How can banks ensure consistent decisions in market abuse surveillance across teams and regions?
Structured, policy-aligned evaluation ensures trading behaviour is assessed consistently across desks, instruments, and jurisdictions, producing clear, auditable outcomes.
The Trade Surveillance Agent on Iris 7 autonomously investigates and decides complex alerts against internal surveillance policies and market abuse regulations, analysing behaviour across traders, instruments, and market conditions to deliver consistent, policy-aligned outcomes.
Each alert produces a clear decision – closure, escalation, or referral under defined governance rules – supported by structured reasoning that demonstrates alignment with internal policy and regulatory expectations.
Key Client Challenges
Market abuse surveillance generates large volumes of alerts that require expert interpretation, creating pressure on surveillance teams and investigation workflows.
Financial institutions must routinely:
Investigate high volumes of alerts across desks, products, and trading venues
Rely on senior surveillance analysts for complex investigations
Traditional surveillance systems detect patterns but do not interpret behaviour or make decisions.

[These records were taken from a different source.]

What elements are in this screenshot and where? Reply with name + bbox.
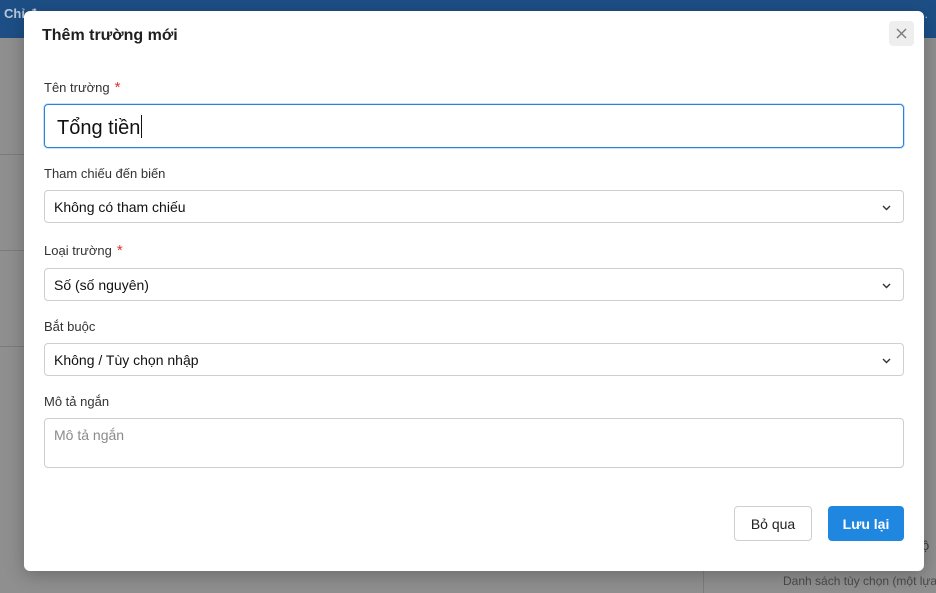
reference-select-value: Không có tham chiếu	[54, 199, 186, 215]
field-name-label-text: Tên trường	[44, 80, 110, 95]
field-type-label-text: Loại trường	[44, 243, 112, 258]
description-textarea[interactable]: Mô tả ngắn	[44, 418, 904, 468]
field-name-label: Tên trường *	[44, 79, 121, 96]
text-caret	[141, 115, 143, 138]
close-button[interactable]	[889, 21, 914, 46]
close-icon	[896, 28, 907, 39]
bg-divider	[0, 346, 24, 347]
required-mark: *	[114, 79, 121, 96]
cancel-button[interactable]: Bỏ qua	[734, 506, 812, 541]
field-type-label: Loại trường *	[44, 242, 123, 259]
required-label: Bắt buộc	[44, 319, 96, 334]
description-placeholder: Mô tả ngắn	[54, 427, 125, 443]
chevron-down-icon	[882, 283, 891, 289]
chevron-down-icon	[882, 205, 891, 211]
add-field-dialog: Thêm trường mới Tên trường * Tổng tiền Th…	[24, 11, 924, 571]
save-button[interactable]: Lưu lại	[828, 506, 904, 541]
reference-select[interactable]: Không có tham chiếu	[44, 190, 904, 223]
bg-options-label: Danh sách tùy chọn (một lựa	[783, 574, 936, 588]
required-mark: *	[116, 242, 123, 259]
field-type-select[interactable]: Số (số nguyên)	[44, 268, 904, 301]
required-select-value: Không / Tùy chọn nhập	[54, 352, 199, 368]
description-label: Mô tả ngắn	[44, 394, 110, 409]
field-name-input[interactable]: Tổng tiền	[44, 104, 904, 148]
field-name-value-text: Tổng tiền	[57, 117, 141, 139]
bg-divider	[0, 154, 24, 155]
chevron-down-icon	[882, 358, 891, 364]
bg-divider	[0, 250, 24, 251]
reference-label: Tham chiếu đến biến	[44, 166, 166, 181]
required-select[interactable]: Không / Tùy chọn nhập	[44, 343, 904, 376]
dialog-title: Thêm trường mới	[42, 27, 178, 44]
field-type-select-value: Số (số nguyên)	[54, 277, 149, 293]
field-name-value: Tổng tiền	[57, 115, 143, 140]
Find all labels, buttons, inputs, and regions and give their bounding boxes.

As a result, experienced analysts spend significant time manually reviewing alerts, slowing investigations, increasing operational burden, and limiting the scalability of surveillance operations.
Trading Context Assembly
Relevant trading activity is brought together across time, instruments, traders, and market conditions to establish a complete view of the behaviour under review.
Behavioural and Policy Evaluation
Trading patterns are evaluated against internal market abuse policies and regulatory expectations, considering intent, strategy consistency, and contextual market signals.
Structured Decision Output
Each alert results in a clear outcome – closure, escalation, or further investigation – with structured reasoning that explains how the decision aligns with policy and regulatory expectations.
Trading behaviour assessed across instruments and time
Designed to operate within institutional governance frameworks
Expert AI interpretation of trading behaviour, enabling institutions to investigate market abuse alerts faster while maintaining consistent, defensible surveillance decisions.